Wednesday, July 05, 2006

Project: EU urbanism

from www.eu-urbanism.de.

EU urbanism

The process of expansion of the European Union has had a huge effect on cities and regions in Eastern Europe.

The “Return to Europe” was associated with historically-founded national concepts of identity, and therefore also signified reaching the “normality” of European nation states. Europeisation also supported, as a cultural code, the reform movement in Eastern Europe before and after the fall of the iron curtain. Affiliation to “Central Europe” also still affects negotiations on specific moral concepts and cultural models. Europeisation, however, is far less a process of reversion than one of the
reorientation of many East German cities in a new geographical context. The
creation of a unified European space takes place over a long term process of adjustment to legal, institutional and economic regulations. In the context of this development, it must be questioned whether and when this model of the “European city” will be extended to Eastern Europe. Despite the proven adaptability of this urban model over centuries, certain characteristics can be ascertained, which define it as: a place for the objectification of history, a place for emancipation and a place for a particular way of living that represents a specific physical design and is regulated by the welfare state (Siebel 2004).

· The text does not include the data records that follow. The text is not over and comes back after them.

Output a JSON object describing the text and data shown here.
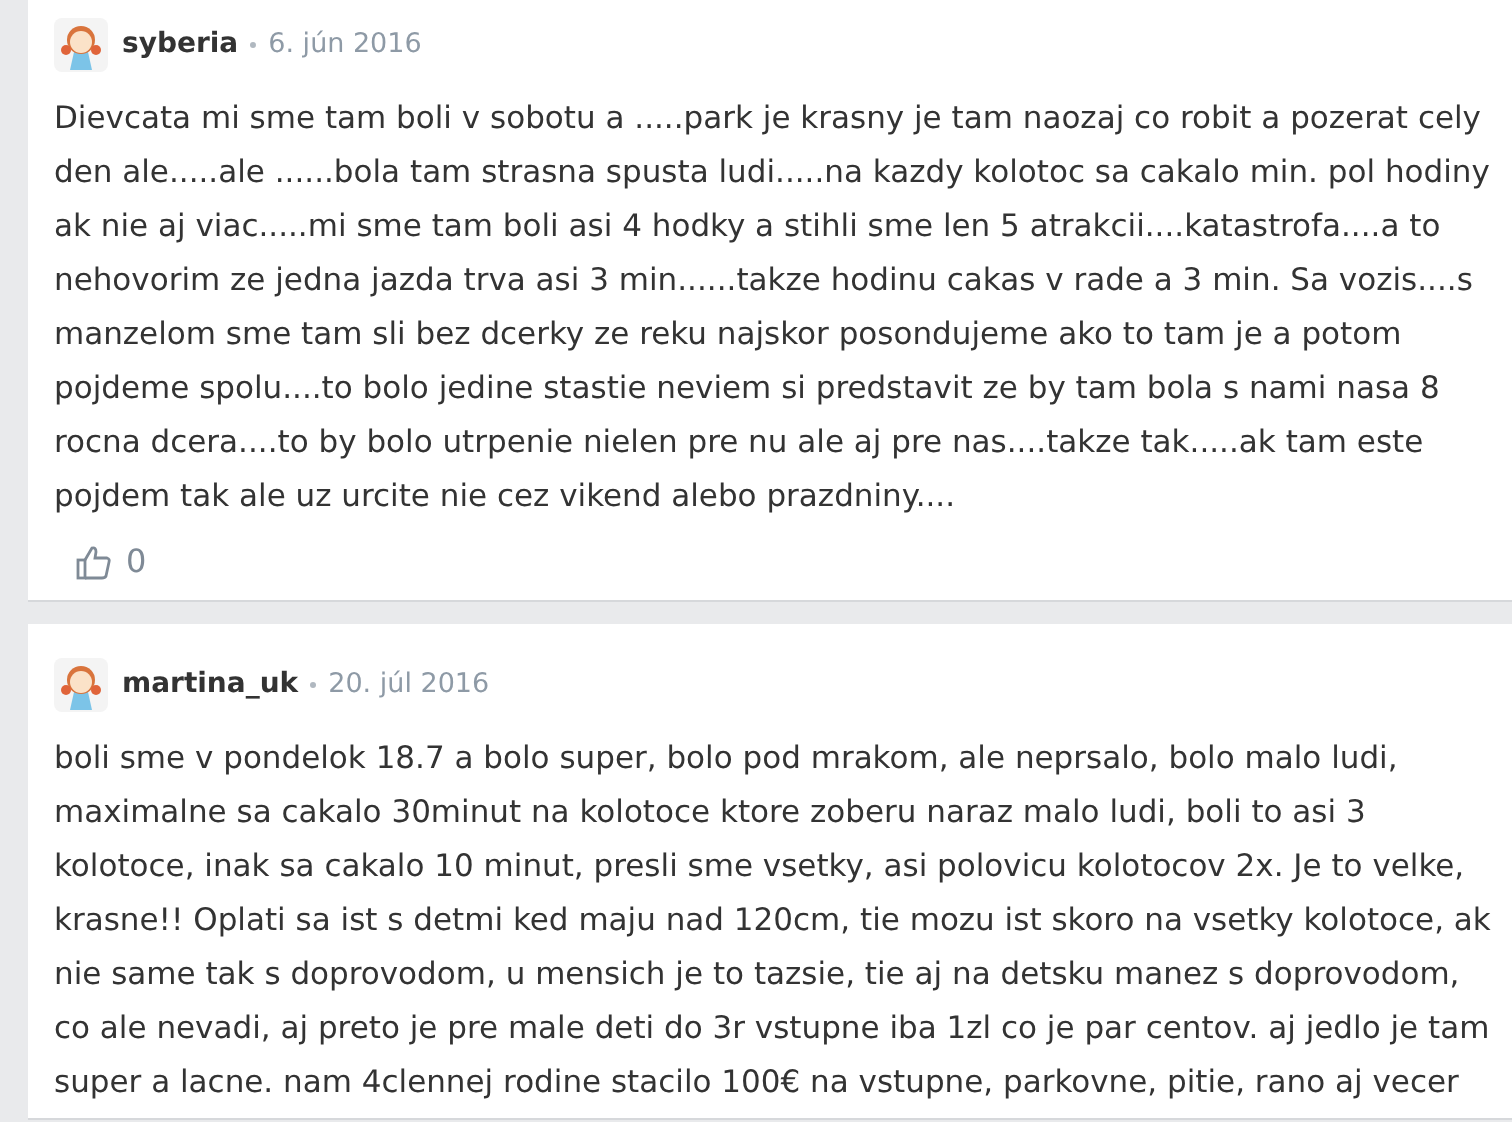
{
  "comments": [
    {
      "author": "syberia",
      "date": "6. jún 2016",
      "text": "Dievcata mi sme tam boli v sobotu a .....park je krasny je tam naozaj co robit a pozerat cely\nden ale.....ale ......bola tam strasna spusta ludi.....na kazdy kolotoc sa cakalo min. pol hodiny\nak nie aj viac.....mi sme tam boli asi 4 hodky a stihli sme len 5 atrakcii....katastrofa....a to\nnehovorim ze jedna jazda trva asi 3 min......takze hodinu cakas v rade a 3 min. Sa vozis....s\nmanzelom sme tam sli bez dcerky ze reku najskor posondujeme ako to tam je a potom\npojdeme spolu....to bolo jedine stastie neviem si predstavit ze by tam bola s nami nasa 8\nrocna dcera....to by bolo utrpenie nielen pre nu ale aj pre nas....takze tak.....ak tam este\npojdem tak ale uz urcite nie cez vikend alebo prazdniny....",
      "likes": "0"
    },
    {
      "author": "martina_uk",
      "date": "20. júl 2016",
      "text": "boli sme v pondelok 18.7 a bolo super, bolo pod mrakom, ale neprsalo, bolo malo ludi,\nmaximalne sa cakalo 30minut na kolotoce ktore zoberu naraz malo ludi, boli to asi 3\nkolotoce, inak sa cakalo 10 minut, presli sme vsetky, asi polovicu kolotocov 2x. Je to velke,\nkrasne!! Oplati sa ist s detmi ked maju nad 120cm, tie mozu ist skoro na vsetky kolotoce, ak\nnie same tak s doprovodom, u mensich je to tazsie, tie aj na detsku manez s doprovodom,\nco ale nevadi, aj preto je pre male deti do 3r vstupne iba 1zl co je par centov. aj jedlo je tam\nsuper a lacne. nam 4clennej rodine stacilo 100€ na vstupne, parkovne, pitie, rano aj vecer"
    }
  ]
}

Using the example of selected places and issues in the new Europe, the extent to which these cities are testing grounds for the diversification of the model of the “European city” is to be examined. A second issue is whether, in the face of the fundamental upheaval inherent to the transformation brought about by global structural change, a fundamentally new definition of the concept and substance of the European city must be found.

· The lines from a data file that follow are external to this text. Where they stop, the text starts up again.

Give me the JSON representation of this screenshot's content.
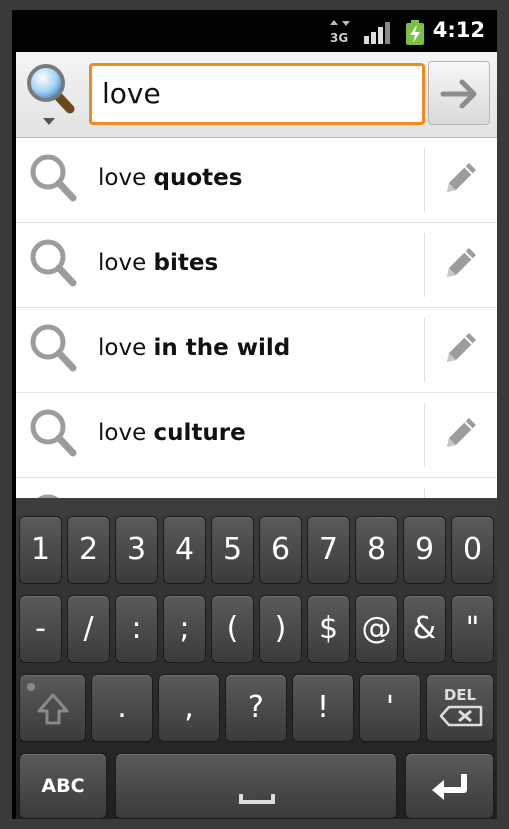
{
  "status_bar": {
    "network": "3G",
    "time": "4:12"
  },
  "search": {
    "query": "love"
  },
  "suggestions": [
    {
      "prefix": "love",
      "suffix": "quotes"
    },
    {
      "prefix": "love",
      "suffix": "bites"
    },
    {
      "prefix": "love",
      "suffix": "in the wild"
    },
    {
      "prefix": "love",
      "suffix": "culture"
    }
  ],
  "keyboard": {
    "row1": [
      "1",
      "2",
      "3",
      "4",
      "5",
      "6",
      "7",
      "8",
      "9",
      "0"
    ],
    "row2": [
      "-",
      "/",
      ":",
      ";",
      "(",
      ")",
      "$",
      "@",
      "&",
      "\""
    ],
    "row3": [
      ".",
      ",",
      "?",
      "!",
      "'"
    ],
    "shift_label": "",
    "del_label": "DEL",
    "abc_label": "ABC"
  },
  "colors": {
    "focus_border": "#ef8a1e",
    "battery": "#7ac143"
  }
}
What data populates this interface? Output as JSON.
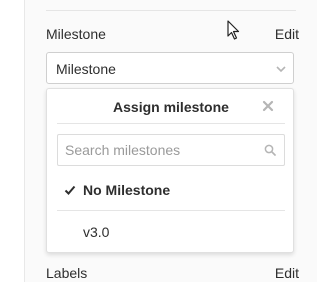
{
  "milestone": {
    "title": "Milestone",
    "edit_label": "Edit",
    "toggle_text": "Milestone"
  },
  "dropdown": {
    "title": "Assign milestone",
    "search_placeholder": "Search milestones",
    "items": [
      {
        "label": "No Milestone",
        "selected": true
      },
      {
        "label": "v3.0",
        "selected": false
      }
    ]
  },
  "labels": {
    "title": "Labels",
    "edit_label": "Edit"
  },
  "icons": {
    "chevron": "chevron-down-icon",
    "close": "close-icon",
    "search": "search-icon",
    "check": "check-icon",
    "cursor": "mouse-cursor-icon"
  },
  "colors": {
    "sidebar_bg": "#fafafa",
    "border": "#cfcfcf",
    "icon_gray": "#b5b5b5"
  }
}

1) Cultural capitals – places for urban living?

The theme “European cultural capital” is to examine the approach to the historic aspects of a city, since the evaluation of history and local tradition plays a central role in the development of cultural capitals.

Inquiry must, moreover, be directed towards ascertaining which concepts of
urban living and culture take hold here, and to what extent these are integrated with the activities of local parties and the urban civil society.

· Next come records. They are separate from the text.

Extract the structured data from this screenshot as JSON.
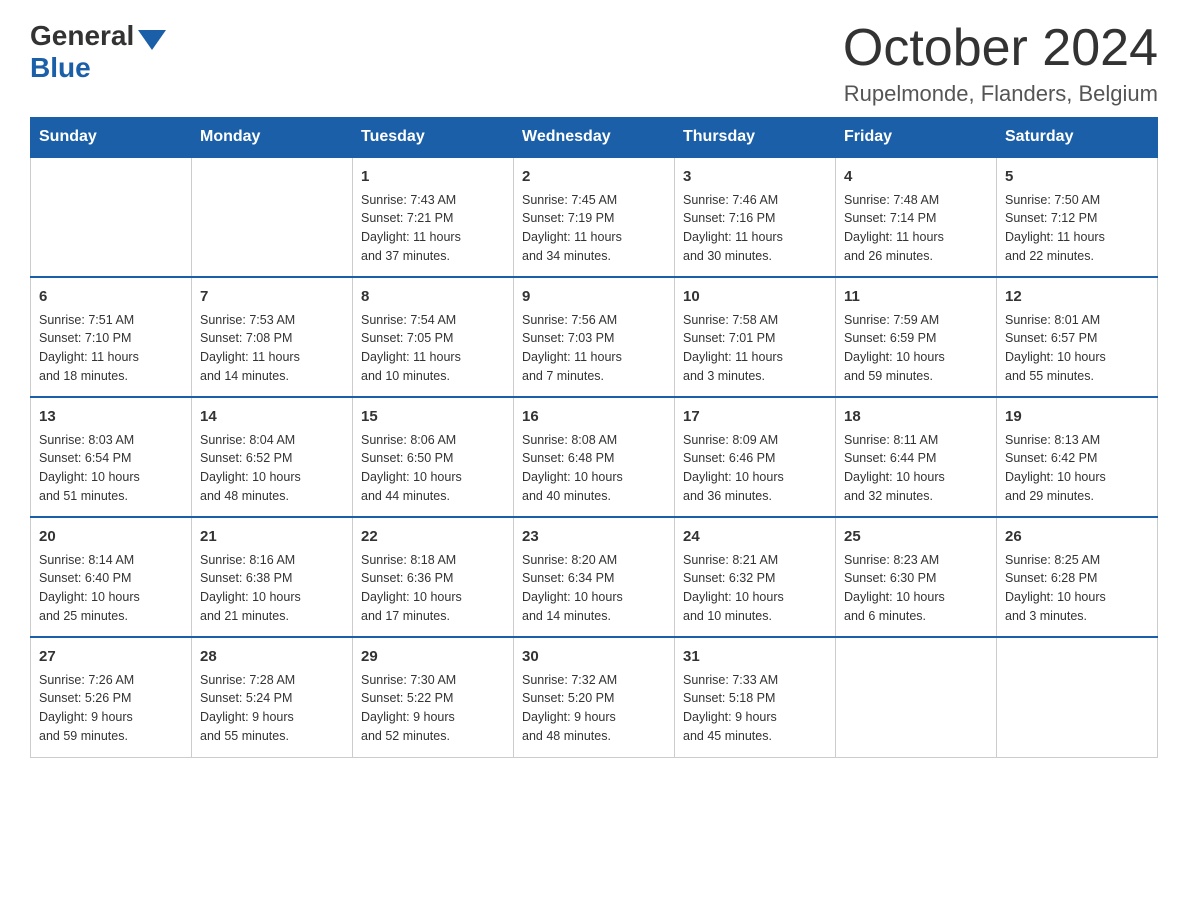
{
  "header": {
    "logo_general": "General",
    "logo_blue": "Blue",
    "month_title": "October 2024",
    "location": "Rupelmonde, Flanders, Belgium"
  },
  "calendar": {
    "days_of_week": [
      "Sunday",
      "Monday",
      "Tuesday",
      "Wednesday",
      "Thursday",
      "Friday",
      "Saturday"
    ],
    "weeks": [
      [
        {
          "day": "",
          "info": ""
        },
        {
          "day": "",
          "info": ""
        },
        {
          "day": "1",
          "info": "Sunrise: 7:43 AM\nSunset: 7:21 PM\nDaylight: 11 hours\nand 37 minutes."
        },
        {
          "day": "2",
          "info": "Sunrise: 7:45 AM\nSunset: 7:19 PM\nDaylight: 11 hours\nand 34 minutes."
        },
        {
          "day": "3",
          "info": "Sunrise: 7:46 AM\nSunset: 7:16 PM\nDaylight: 11 hours\nand 30 minutes."
        },
        {
          "day": "4",
          "info": "Sunrise: 7:48 AM\nSunset: 7:14 PM\nDaylight: 11 hours\nand 26 minutes."
        },
        {
          "day": "5",
          "info": "Sunrise: 7:50 AM\nSunset: 7:12 PM\nDaylight: 11 hours\nand 22 minutes."
        }
      ],
      [
        {
          "day": "6",
          "info": "Sunrise: 7:51 AM\nSunset: 7:10 PM\nDaylight: 11 hours\nand 18 minutes."
        },
        {
          "day": "7",
          "info": "Sunrise: 7:53 AM\nSunset: 7:08 PM\nDaylight: 11 hours\nand 14 minutes."
        },
        {
          "day": "8",
          "info": "Sunrise: 7:54 AM\nSunset: 7:05 PM\nDaylight: 11 hours\nand 10 minutes."
        },
        {
          "day": "9",
          "info": "Sunrise: 7:56 AM\nSunset: 7:03 PM\nDaylight: 11 hours\nand 7 minutes."
        },
        {
          "day": "10",
          "info": "Sunrise: 7:58 AM\nSunset: 7:01 PM\nDaylight: 11 hours\nand 3 minutes."
        },
        {
          "day": "11",
          "info": "Sunrise: 7:59 AM\nSunset: 6:59 PM\nDaylight: 10 hours\nand 59 minutes."
        },
        {
          "day": "12",
          "info": "Sunrise: 8:01 AM\nSunset: 6:57 PM\nDaylight: 10 hours\nand 55 minutes."
        }
      ],
      [
        {
          "day": "13",
          "info": "Sunrise: 8:03 AM\nSunset: 6:54 PM\nDaylight: 10 hours\nand 51 minutes."
        },
        {
          "day": "14",
          "info": "Sunrise: 8:04 AM\nSunset: 6:52 PM\nDaylight: 10 hours\nand 48 minutes."
        },
        {
          "day": "15",
          "info": "Sunrise: 8:06 AM\nSunset: 6:50 PM\nDaylight: 10 hours\nand 44 minutes."
        },
        {
          "day": "16",
          "info": "Sunrise: 8:08 AM\nSunset: 6:48 PM\nDaylight: 10 hours\nand 40 minutes."
        },
        {
          "day": "17",
          "info": "Sunrise: 8:09 AM\nSunset: 6:46 PM\nDaylight: 10 hours\nand 36 minutes."
        },
        {
          "day": "18",
          "info": "Sunrise: 8:11 AM\nSunset: 6:44 PM\nDaylight: 10 hours\nand 32 minutes."
        },
        {
          "day": "19",
          "info": "Sunrise: 8:13 AM\nSunset: 6:42 PM\nDaylight: 10 hours\nand 29 minutes."
        }
      ],
      [
        {
          "day": "20",
          "info": "Sunrise: 8:14 AM\nSunset: 6:40 PM\nDaylight: 10 hours\nand 25 minutes."
        },
        {
          "day": "21",
          "info": "Sunrise: 8:16 AM\nSunset: 6:38 PM\nDaylight: 10 hours\nand 21 minutes."
        },
        {
          "day": "22",
          "info": "Sunrise: 8:18 AM\nSunset: 6:36 PM\nDaylight: 10 hours\nand 17 minutes."
        },
        {
          "day": "23",
          "info": "Sunrise: 8:20 AM\nSunset: 6:34 PM\nDaylight: 10 hours\nand 14 minutes."
        },
        {
          "day": "24",
          "info": "Sunrise: 8:21 AM\nSunset: 6:32 PM\nDaylight: 10 hours\nand 10 minutes."
        },
        {
          "day": "25",
          "info": "Sunrise: 8:23 AM\nSunset: 6:30 PM\nDaylight: 10 hours\nand 6 minutes."
        },
        {
          "day": "26",
          "info": "Sunrise: 8:25 AM\nSunset: 6:28 PM\nDaylight: 10 hours\nand 3 minutes."
        }
      ],
      [
        {
          "day": "27",
          "info": "Sunrise: 7:26 AM\nSunset: 5:26 PM\nDaylight: 9 hours\nand 59 minutes."
        },
        {
          "day": "28",
          "info": "Sunrise: 7:28 AM\nSunset: 5:24 PM\nDaylight: 9 hours\nand 55 minutes."
        },
        {
          "day": "29",
          "info": "Sunrise: 7:30 AM\nSunset: 5:22 PM\nDaylight: 9 hours\nand 52 minutes."
        },
        {
          "day": "30",
          "info": "Sunrise: 7:32 AM\nSunset: 5:20 PM\nDaylight: 9 hours\nand 48 minutes."
        },
        {
          "day": "31",
          "info": "Sunrise: 7:33 AM\nSunset: 5:18 PM\nDaylight: 9 hours\nand 45 minutes."
        },
        {
          "day": "",
          "info": ""
        },
        {
          "day": "",
          "info": ""
        }
      ]
    ]
  }
}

Within the context of processes in cultural capitals, the aim is not only to try to reinterpret and imagine the history and architecture of each of the cities in a European way; it frequently also includes building and art projects that focus on international or transnational developments. Often, images of a cosmopolitan European metropolis are conceived that are rarely backed up by the urban daily practices of the residents.

Using the examples of the cultural capital 2007 Sibiu/Hermannstadt, and the dual city Görlitz/Zgorzelec, which is still in the process of acceptance as a “cultural capital”, the programme will approach the following questions:
What do “cultural capitals” have to contribute as an instrument of
“Europeisation in the 21st century”? Which concepts and beliefs of European culture and ways of life are communicated in the process? Are programmes in
cultural capitals accompanied by a pressure to homogenise with Europe or,
respectively, to what extent do they contribute to the diversification of a
multi-ethnic European urban culture?

2) EU standardised cities

The second programme will examine the institutional and spatial effects the assimilation of the cities of the new member countries has on the policies of the European Union. Acceding countries, whether already full members or still in negotiation, mean for the process of integration above all a readjustment of society and space, of infrastructure and economy in keeping with the programmes and policies of the EU. Conforming to the economic policies of the EU requires, for example, the privatisation of state property, which in the context of transformation has usually come into the possession of international financers. What is the case for municipal self government when the scope of municipal authorities is becoming more and more limited? Inquiry must, furthermore, examine the European model of governance with regard to collective welfare institutions in Eastern European cities when one condition of integration into the EU was the dismantling of existing welfare state institutions. Another issue is whether other models of the formation of institutions can be detected that first arose within the context of transformation.

In addition, the influence the EU’s large-scale infrastructure programmes has on each of the cities and their spatial reorganisation must be examined: Do they result in suburbanisation processes or in new centralisations? What kinds of spatial differentiations do these bring? The question is, one could say, one of how much spatial fragmentation the “European city” can take.